NY Times Mar. 14, 1887

 

Lansing Mich, March 5. While presiding in the senate yesterday,  Lieut. Gov. McDonald was handed a telegram from a friend announcing to him that a sister from whom he had not heard from and he had not seen for 39 years was alive, giving her address. The news  so unmanned him that he called the President Pro Tem Monroe to the chair and retired to his room. Here he was seen later and finally related his life history, as follows: " When I was only three years old my father and his family left our home in Scotland and came to Pictou, Nova Scotia. I remained there until I was about 16, but becoming discontented, started out to see the world. This was 1848. Since that time I have never seen nor heard from a member in my family until to-day. I do not know why I did not write to them, but I wandered around so much, and was for many years engaged in the hardest of labor, that I let the years slip by an and finally did not care to write them, for I knew  many sad changes must have taken place. I worked in the coal mines of Pennsylvania for three years, and then was a section hand on the Ohio Central until it was completed to Cleveland. Then I came to Wisconsin and assisted in the building the Milwaukee and La Crosse line now the Chicago, Milwaukee and   St. Paul, living at the same time at Beaver Dam. In 1859 I was sent by Selah Chamberlain to Cuba, but could not stand the climate, and returned the following summer. In 1863 I removed to Escanaba, where I have since resided

 

"And you have never saw or heard form any of you’re your family in all these years?"

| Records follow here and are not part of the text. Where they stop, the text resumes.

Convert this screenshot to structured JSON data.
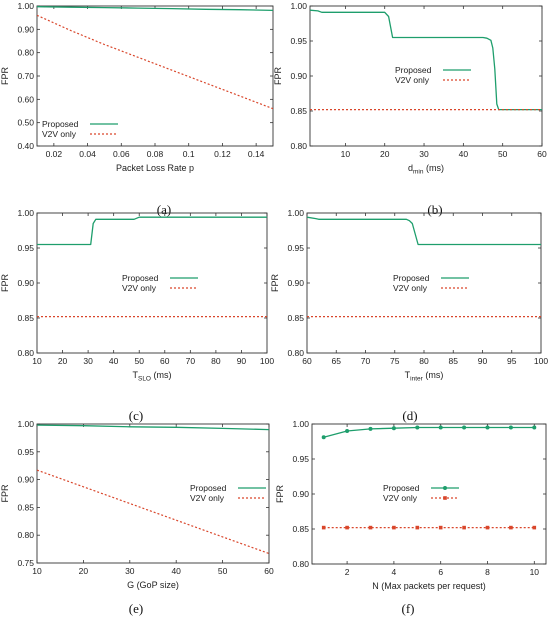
{
  "colors": {
    "proposed": "#1e9e6c",
    "v2v": "#d9462b",
    "axis": "#333333",
    "grid": "#bbbbbb"
  },
  "chart_data": [
    {
      "panel": "(a)",
      "type": "line",
      "xlabel": "Packet Loss Rate p",
      "ylabel": "FPR",
      "xlim": [
        0.01,
        0.15
      ],
      "ylim": [
        0.4,
        1.0
      ],
      "xticks": [
        0.02,
        0.04,
        0.06,
        0.08,
        0.1,
        0.12,
        0.14
      ],
      "xtick_labels": [
        "0.02",
        "0.04",
        "0.06",
        "0.08",
        "0.1",
        "0.12",
        "0.14"
      ],
      "yticks": [
        0.4,
        0.5,
        0.6,
        0.7,
        0.8,
        0.9,
        1.0
      ],
      "ytick_labels": [
        "0.40",
        "0.50",
        "0.60",
        "0.70",
        "0.80",
        "0.90",
        "1.00"
      ],
      "legend_position": "bottom-left",
      "grid": false,
      "series": [
        {
          "name": "Proposed",
          "style": "solid",
          "color": "#1e9e6c",
          "x": [
            0.01,
            0.03,
            0.05,
            0.07,
            0.09,
            0.11,
            0.13,
            0.15
          ],
          "y": [
            0.997,
            0.995,
            0.993,
            0.991,
            0.989,
            0.986,
            0.984,
            0.981
          ]
        },
        {
          "name": "V2V only",
          "style": "dotted",
          "color": "#d9462b",
          "x": [
            0.01,
            0.03,
            0.05,
            0.07,
            0.09,
            0.11,
            0.13,
            0.15
          ],
          "y": [
            0.96,
            0.895,
            0.835,
            0.78,
            0.725,
            0.67,
            0.615,
            0.56
          ]
        }
      ]
    },
    {
      "panel": "(b)",
      "type": "line",
      "xlabel": "d",
      "xlabel_sub": "min",
      "xlabel_unit": " (ms)",
      "ylabel": "FPR",
      "xlim": [
        1,
        60
      ],
      "ylim": [
        0.8,
        1.0
      ],
      "xticks": [
        10,
        20,
        30,
        40,
        50,
        60
      ],
      "xtick_labels": [
        "10",
        "20",
        "30",
        "40",
        "50",
        "60"
      ],
      "yticks": [
        0.8,
        0.85,
        0.9,
        0.95,
        1.0
      ],
      "ytick_labels": [
        "0.80",
        "0.85",
        "0.90",
        "0.95",
        "1.00"
      ],
      "legend_position": "center-right",
      "grid": false,
      "series": [
        {
          "name": "Proposed",
          "style": "solid",
          "color": "#1e9e6c",
          "x": [
            1,
            3,
            4,
            20,
            21,
            22,
            45,
            46,
            47,
            47.5,
            48,
            48.5,
            49,
            60
          ],
          "y": [
            0.994,
            0.993,
            0.991,
            0.991,
            0.985,
            0.955,
            0.955,
            0.954,
            0.951,
            0.94,
            0.91,
            0.86,
            0.852,
            0.852
          ]
        },
        {
          "name": "V2V only",
          "style": "dotted",
          "color": "#d9462b",
          "x": [
            1,
            60
          ],
          "y": [
            0.852,
            0.852
          ]
        }
      ]
    },
    {
      "panel": "(c)",
      "type": "line",
      "xlabel": "T",
      "xlabel_sub": "SLO",
      "xlabel_unit": " (ms)",
      "ylabel": "FPR",
      "xlim": [
        10,
        100
      ],
      "ylim": [
        0.8,
        1.0
      ],
      "xticks": [
        10,
        20,
        30,
        40,
        50,
        60,
        70,
        80,
        90,
        100
      ],
      "xtick_labels": [
        "10",
        "20",
        "30",
        "40",
        "50",
        "60",
        "70",
        "80",
        "90",
        "100"
      ],
      "yticks": [
        0.8,
        0.85,
        0.9,
        0.95,
        1.0
      ],
      "ytick_labels": [
        "0.80",
        "0.85",
        "0.90",
        "0.95",
        "1.00"
      ],
      "legend_position": "center-right",
      "grid": false,
      "series": [
        {
          "name": "Proposed",
          "style": "solid",
          "color": "#1e9e6c",
          "x": [
            10,
            31,
            32,
            33,
            48,
            50,
            100
          ],
          "y": [
            0.955,
            0.955,
            0.985,
            0.991,
            0.991,
            0.994,
            0.994
          ]
        },
        {
          "name": "V2V only",
          "style": "dotted",
          "color": "#d9462b",
          "x": [
            10,
            100
          ],
          "y": [
            0.852,
            0.852
          ]
        }
      ]
    },
    {
      "panel": "(d)",
      "type": "line",
      "xlabel": "T",
      "xlabel_sub": "inter",
      "xlabel_unit": " (ms)",
      "ylabel": "FPR",
      "xlim": [
        60,
        100
      ],
      "ylim": [
        0.8,
        1.0
      ],
      "xticks": [
        60,
        65,
        70,
        75,
        80,
        85,
        90,
        95,
        100
      ],
      "xtick_labels": [
        "60",
        "65",
        "70",
        "75",
        "80",
        "85",
        "90",
        "95",
        "100"
      ],
      "yticks": [
        0.8,
        0.85,
        0.9,
        0.95,
        1.0
      ],
      "ytick_labels": [
        "0.80",
        "0.85",
        "0.90",
        "0.95",
        "1.00"
      ],
      "legend_position": "center-right",
      "grid": false,
      "series": [
        {
          "name": "Proposed",
          "style": "solid",
          "color": "#1e9e6c",
          "x": [
            60,
            61.5,
            62,
            77,
            77.5,
            78,
            78.5,
            79,
            100
          ],
          "y": [
            0.994,
            0.992,
            0.991,
            0.991,
            0.989,
            0.985,
            0.97,
            0.955,
            0.955
          ]
        },
        {
          "name": "V2V only",
          "style": "dotted",
          "color": "#d9462b",
          "x": [
            60,
            100
          ],
          "y": [
            0.852,
            0.852
          ]
        }
      ]
    },
    {
      "panel": "(e)",
      "type": "line",
      "xlabel": "G (GoP size)",
      "ylabel": "FPR",
      "xlim": [
        10,
        60
      ],
      "ylim": [
        0.75,
        1.0
      ],
      "xticks": [
        10,
        20,
        30,
        40,
        50,
        60
      ],
      "xtick_labels": [
        "10",
        "20",
        "30",
        "40",
        "50",
        "60"
      ],
      "yticks": [
        0.75,
        0.8,
        0.85,
        0.9,
        0.95,
        1.0
      ],
      "ytick_labels": [
        "0.75",
        "0.80",
        "0.85",
        "0.90",
        "0.95",
        "1.00"
      ],
      "legend_position": "center-right",
      "grid": false,
      "series": [
        {
          "name": "Proposed",
          "style": "solid",
          "color": "#1e9e6c",
          "x": [
            10,
            20,
            30,
            40,
            50,
            60
          ],
          "y": [
            0.998,
            0.997,
            0.995,
            0.994,
            0.992,
            0.99
          ]
        },
        {
          "name": "V2V only",
          "style": "dotted",
          "color": "#d9462b",
          "x": [
            10,
            20,
            30,
            40,
            50,
            60
          ],
          "y": [
            0.917,
            0.887,
            0.857,
            0.827,
            0.797,
            0.767
          ]
        }
      ]
    },
    {
      "panel": "(f)",
      "type": "line",
      "xlabel": "N (Max packets per request)",
      "ylabel": "FPR",
      "xlim": [
        0.5,
        10.5
      ],
      "ylim": [
        0.8,
        1.0
      ],
      "xticks": [
        2,
        4,
        6,
        8,
        10
      ],
      "xtick_labels": [
        "2",
        "4",
        "6",
        "8",
        "10"
      ],
      "yticks": [
        0.8,
        0.85,
        0.9,
        0.95,
        1.0
      ],
      "ytick_labels": [
        "0.80",
        "0.85",
        "0.90",
        "0.95",
        "1.00"
      ],
      "legend_position": "center-right",
      "grid": false,
      "markers": true,
      "series": [
        {
          "name": "Proposed",
          "style": "solid",
          "color": "#1e9e6c",
          "x": [
            1,
            2,
            3,
            4,
            5,
            6,
            7,
            8,
            9,
            10
          ],
          "y": [
            0.981,
            0.99,
            0.993,
            0.994,
            0.995,
            0.995,
            0.995,
            0.995,
            0.995,
            0.995
          ]
        },
        {
          "name": "V2V only",
          "style": "dotted",
          "color": "#d9462b",
          "x": [
            1,
            2,
            3,
            4,
            5,
            6,
            7,
            8,
            9,
            10
          ],
          "y": [
            0.852,
            0.852,
            0.852,
            0.852,
            0.852,
            0.852,
            0.852,
            0.852,
            0.852,
            0.852
          ]
        }
      ]
    }
  ]
}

"No; not a word. I think I'll go down to Boston, though and see my sister just as soon as I can get away. She is the only sister I ever had, though I must have several brothers yet living."

 

"How did you come to find her ?"

" I didn't find her. When I made the race for the the position I now hold, last fall, it seems that she saw my name and wrote to Canadian friends making inquiries regarding me. They made other inquiries here. I have just learned that my sister is living and well."

 

The Governor as he is always called, is a plain man of the people, self made and self taught. He is intellectual in appearance and pleasant in his manners. His hair is as white as snow, but his eye is as keen as a boy's and his laugh as cherry.